February 19, 2020

Day in the Life of an Urgentivist

What is a Urgentivist? Read about a day in the life of Kennedy Smith to find out!

Kennedy Smith, nurse practitioner, joined Landmark in 2018 as an Urgentivist™ in Louisiana. Landmark uses the term “Urgentivist” for providers who visit patients in their homes for urgent needs and for post-hospital follow-up.

When thinking of in-home care, routine patient visits often come to mind. However, another important component to Landmark’s care is providing urgent visits to address pressing patient needs. Urgentivists are advanced practice providers who prescribe appropriate diagnostics and interventions to avoid unnecessary transfers and acute admissions.

The Daily Routine of a Landmark Urgentivist

Smith’s morning begins with a teleconference with the local care team. Smith joins fellow Urgentivists in her market, along with the care coordinator and nurse care manager to discuss the previous day’s patient visits and schedules for the day. The team reviews any calls that came in overnight and assigns urgent patient visits as needed.

Smith explains the team dynamics, “Everyone is willing to help and shares the workload. The team is in communication throughout the day, discussing patient care plans and ensuring we do what is best for each patient.”

Need for Flexibility

As an Urgentivist, Smith must be flexible and prepared.
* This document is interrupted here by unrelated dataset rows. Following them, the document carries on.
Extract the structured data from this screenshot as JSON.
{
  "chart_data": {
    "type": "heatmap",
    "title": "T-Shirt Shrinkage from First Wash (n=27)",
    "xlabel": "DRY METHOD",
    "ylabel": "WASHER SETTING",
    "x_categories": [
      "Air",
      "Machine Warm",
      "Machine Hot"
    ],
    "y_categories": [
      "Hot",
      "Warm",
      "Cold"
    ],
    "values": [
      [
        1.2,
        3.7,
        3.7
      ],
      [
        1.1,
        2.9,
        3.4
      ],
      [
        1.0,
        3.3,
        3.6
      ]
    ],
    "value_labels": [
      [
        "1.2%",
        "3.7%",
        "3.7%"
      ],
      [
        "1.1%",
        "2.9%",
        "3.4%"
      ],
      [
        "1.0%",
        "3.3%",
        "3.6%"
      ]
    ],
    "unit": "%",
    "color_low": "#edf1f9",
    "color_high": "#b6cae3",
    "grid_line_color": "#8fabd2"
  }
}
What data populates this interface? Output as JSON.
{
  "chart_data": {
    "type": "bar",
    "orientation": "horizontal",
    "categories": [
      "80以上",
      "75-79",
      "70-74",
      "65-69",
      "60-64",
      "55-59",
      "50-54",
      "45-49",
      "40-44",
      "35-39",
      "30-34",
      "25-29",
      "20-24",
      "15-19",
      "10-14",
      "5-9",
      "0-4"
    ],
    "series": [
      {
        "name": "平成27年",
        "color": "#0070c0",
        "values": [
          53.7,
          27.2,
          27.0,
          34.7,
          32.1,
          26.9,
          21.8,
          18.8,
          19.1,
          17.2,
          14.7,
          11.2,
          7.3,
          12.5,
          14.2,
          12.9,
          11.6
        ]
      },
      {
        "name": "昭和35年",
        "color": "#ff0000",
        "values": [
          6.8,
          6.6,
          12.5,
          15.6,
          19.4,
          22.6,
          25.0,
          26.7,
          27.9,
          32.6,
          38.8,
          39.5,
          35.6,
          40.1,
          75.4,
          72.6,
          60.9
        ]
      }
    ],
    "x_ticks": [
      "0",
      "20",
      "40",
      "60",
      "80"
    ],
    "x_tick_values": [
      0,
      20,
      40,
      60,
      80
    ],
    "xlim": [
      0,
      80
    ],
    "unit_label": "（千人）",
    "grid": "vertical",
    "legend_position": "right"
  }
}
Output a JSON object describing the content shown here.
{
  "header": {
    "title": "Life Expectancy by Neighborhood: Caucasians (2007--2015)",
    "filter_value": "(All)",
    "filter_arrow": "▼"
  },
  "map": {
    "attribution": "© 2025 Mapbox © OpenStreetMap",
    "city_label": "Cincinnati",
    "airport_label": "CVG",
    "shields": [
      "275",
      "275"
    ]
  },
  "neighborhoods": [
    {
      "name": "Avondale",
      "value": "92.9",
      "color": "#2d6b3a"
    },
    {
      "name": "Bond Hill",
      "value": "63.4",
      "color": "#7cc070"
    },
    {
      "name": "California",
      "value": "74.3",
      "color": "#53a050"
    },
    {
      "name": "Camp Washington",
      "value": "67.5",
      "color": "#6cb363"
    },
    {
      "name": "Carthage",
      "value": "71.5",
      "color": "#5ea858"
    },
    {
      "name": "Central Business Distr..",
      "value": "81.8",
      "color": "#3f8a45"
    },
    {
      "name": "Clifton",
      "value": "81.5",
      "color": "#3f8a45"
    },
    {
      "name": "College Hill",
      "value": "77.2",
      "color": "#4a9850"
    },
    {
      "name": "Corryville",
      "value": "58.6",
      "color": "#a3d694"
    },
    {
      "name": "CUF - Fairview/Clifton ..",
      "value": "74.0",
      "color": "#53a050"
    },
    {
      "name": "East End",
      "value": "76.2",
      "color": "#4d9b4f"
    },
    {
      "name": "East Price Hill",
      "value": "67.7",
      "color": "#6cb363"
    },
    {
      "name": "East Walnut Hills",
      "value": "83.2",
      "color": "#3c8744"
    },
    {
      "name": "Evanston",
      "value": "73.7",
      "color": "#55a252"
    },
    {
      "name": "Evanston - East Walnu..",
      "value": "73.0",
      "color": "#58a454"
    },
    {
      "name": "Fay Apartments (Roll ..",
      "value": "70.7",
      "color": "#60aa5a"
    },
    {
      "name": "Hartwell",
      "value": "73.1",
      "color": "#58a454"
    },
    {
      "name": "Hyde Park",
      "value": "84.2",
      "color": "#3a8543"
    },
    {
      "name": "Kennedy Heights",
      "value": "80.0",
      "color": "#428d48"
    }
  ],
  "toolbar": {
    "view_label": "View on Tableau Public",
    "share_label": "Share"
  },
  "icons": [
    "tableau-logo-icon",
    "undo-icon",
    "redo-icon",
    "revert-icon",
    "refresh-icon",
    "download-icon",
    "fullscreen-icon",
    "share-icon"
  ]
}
Throughout her day, she receives assignments from the care coordinator to complete urgent visits. “Our care coordinator makes my day run smoother. She assigns me patients who are nearby and makes each provider as efficient as possible.”

Smith manages to stay organized with an ever-changing schedule. She jokes, “To deal with the changing schedule, I pack a lunch.”

Collaborative Care Plans

Smith collaborates with patients’ primary care physicians to develop a care plan for each patient. By visiting patients in their homes, Smith can see their environment. This allows her to identify risk factors, observe needs, and build a patient-provider relationship that allows her to create a longitudinal care plan.

“There’s a healthcare gap that we fill,” Smith says. “Patients who have trouble leaving their homes may not visit their primary care physician or specialists as symptoms arise. They sometimes wait until they require an emergency room visit. We want to prevent that.”

Smith says, “Visiting a patient at home makes him or her much more comfortable. And as a provider, I appreciate seeing them in their own environment. Can they stand on their feet? Can they open a bottle? Do they have a support system? Being in the home allows me to see parts of their daily lives that you can’t see in a clinical setting.”

Creating Patient Relationships

In her previous role, Smith completed in-home health risk assessments. The relationships she built with patients motivated her to pursue in-home care at Landmark. Smith says, “What makes my role as an Urgentivist so rewarding is the bond that I have with my patients. When I am able to diagnose an issue early and then see how the patient has improved, it’s extremely rewarding.”

She continues, “For example, one of my patients uses continuous oxygen. She has severe anxiety about the need for oxygen and the progression of her disease. By sitting with her, answering questions and reassuring her, we’ve been able to keep her out of the emergency room multiple times.”

As Smith reflects on her patients and the difference Landmark has made in their lives, she says, “I couldn’t do it without my team. If you call and ask for something, they always help out. Teamwork makes it all worth it.”